Does it just impact on asexuals? No, I don’t think so. I want to try and do secondary analysis on qualitative data about sexual experience and sexual anxiety in these terms. I also don’t think it’s universal. It has a history of emergence and I want to understand what that history is.

My underlying hypothesis is that increased visibility and publicity of sexuality created a discursive vacuum which emerging sexological discourses (in an uneasy concordance with politicised discourses emerging from the new social movements) filled. This was a process mediated by the proliferation of a mass market for cultural products pertaining to sex & intensified by the structural pressures created by the shift to a consumption-driven economy (rise of sexualised advertising being the obvious one, suspect others though). Some of these were problematic to begin with. All the more so when they subsequently lost whatever scientific context they had in the first place.

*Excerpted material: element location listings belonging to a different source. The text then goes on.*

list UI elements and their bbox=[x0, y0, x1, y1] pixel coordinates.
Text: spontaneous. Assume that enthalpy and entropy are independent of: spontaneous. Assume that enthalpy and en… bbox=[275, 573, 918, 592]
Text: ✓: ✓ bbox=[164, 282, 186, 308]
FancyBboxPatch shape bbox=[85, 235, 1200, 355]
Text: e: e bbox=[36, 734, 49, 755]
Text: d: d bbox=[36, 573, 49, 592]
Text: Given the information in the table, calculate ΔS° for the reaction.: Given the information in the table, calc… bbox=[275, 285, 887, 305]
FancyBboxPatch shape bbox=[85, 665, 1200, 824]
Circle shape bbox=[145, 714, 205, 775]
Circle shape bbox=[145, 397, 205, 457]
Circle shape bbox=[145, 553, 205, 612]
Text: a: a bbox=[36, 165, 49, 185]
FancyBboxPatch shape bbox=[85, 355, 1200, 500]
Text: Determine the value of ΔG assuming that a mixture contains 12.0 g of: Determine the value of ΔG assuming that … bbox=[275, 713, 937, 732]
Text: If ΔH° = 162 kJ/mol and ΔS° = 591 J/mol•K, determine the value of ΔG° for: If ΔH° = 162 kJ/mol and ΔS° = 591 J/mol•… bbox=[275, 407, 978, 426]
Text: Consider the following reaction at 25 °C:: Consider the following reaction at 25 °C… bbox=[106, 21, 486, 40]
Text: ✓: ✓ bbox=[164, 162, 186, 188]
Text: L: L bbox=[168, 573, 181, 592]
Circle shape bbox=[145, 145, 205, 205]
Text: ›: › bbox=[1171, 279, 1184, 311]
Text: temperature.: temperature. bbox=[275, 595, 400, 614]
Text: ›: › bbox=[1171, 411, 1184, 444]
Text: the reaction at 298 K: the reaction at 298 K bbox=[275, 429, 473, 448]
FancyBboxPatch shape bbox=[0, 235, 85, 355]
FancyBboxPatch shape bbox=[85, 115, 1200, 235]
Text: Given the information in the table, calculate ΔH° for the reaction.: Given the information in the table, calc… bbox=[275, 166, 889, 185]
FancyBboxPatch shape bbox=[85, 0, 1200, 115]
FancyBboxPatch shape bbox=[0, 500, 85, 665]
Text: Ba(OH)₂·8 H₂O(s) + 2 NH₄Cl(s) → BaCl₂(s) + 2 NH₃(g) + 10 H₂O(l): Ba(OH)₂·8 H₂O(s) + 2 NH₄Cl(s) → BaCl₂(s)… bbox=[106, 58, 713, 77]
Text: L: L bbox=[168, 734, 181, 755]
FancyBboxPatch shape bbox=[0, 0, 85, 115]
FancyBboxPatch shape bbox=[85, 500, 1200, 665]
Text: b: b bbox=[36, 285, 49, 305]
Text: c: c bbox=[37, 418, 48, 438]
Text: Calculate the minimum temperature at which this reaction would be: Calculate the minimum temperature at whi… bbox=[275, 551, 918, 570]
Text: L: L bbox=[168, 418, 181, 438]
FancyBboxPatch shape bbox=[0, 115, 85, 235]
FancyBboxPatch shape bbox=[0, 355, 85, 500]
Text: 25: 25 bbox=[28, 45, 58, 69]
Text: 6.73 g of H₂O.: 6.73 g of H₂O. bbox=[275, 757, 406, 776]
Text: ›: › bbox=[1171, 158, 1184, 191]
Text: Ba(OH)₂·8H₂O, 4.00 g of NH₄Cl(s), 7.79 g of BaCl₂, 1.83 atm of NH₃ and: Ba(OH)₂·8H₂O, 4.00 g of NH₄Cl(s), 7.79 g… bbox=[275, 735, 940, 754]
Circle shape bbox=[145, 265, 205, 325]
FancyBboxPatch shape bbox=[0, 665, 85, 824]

These are my research questions for the project:

    1. How does the 1949 Mass-Observation ‘Little Kinsey’ sex survey compare with available contemporary survey & interview data?
    2. What shifts in the underlying conceptual architecture of the most influential sexological texts can be identified on a decade-by-decade basis?
    3. What shifts in the underlying conceptual architecture of the most influential popular books on sex & sexuality can be identified on a decade-by-decade basis?
    4. How do the conceptual trends identifiable in academic and lay discourse help explain the experiential transition found in comparison of Little Kinsey and contemporary data.

The research is intended to be qualitative (discourse analysis) and quantitative (corpus analysis) assuming I can work out how to compile the corpus in a way that is suitable for the latter.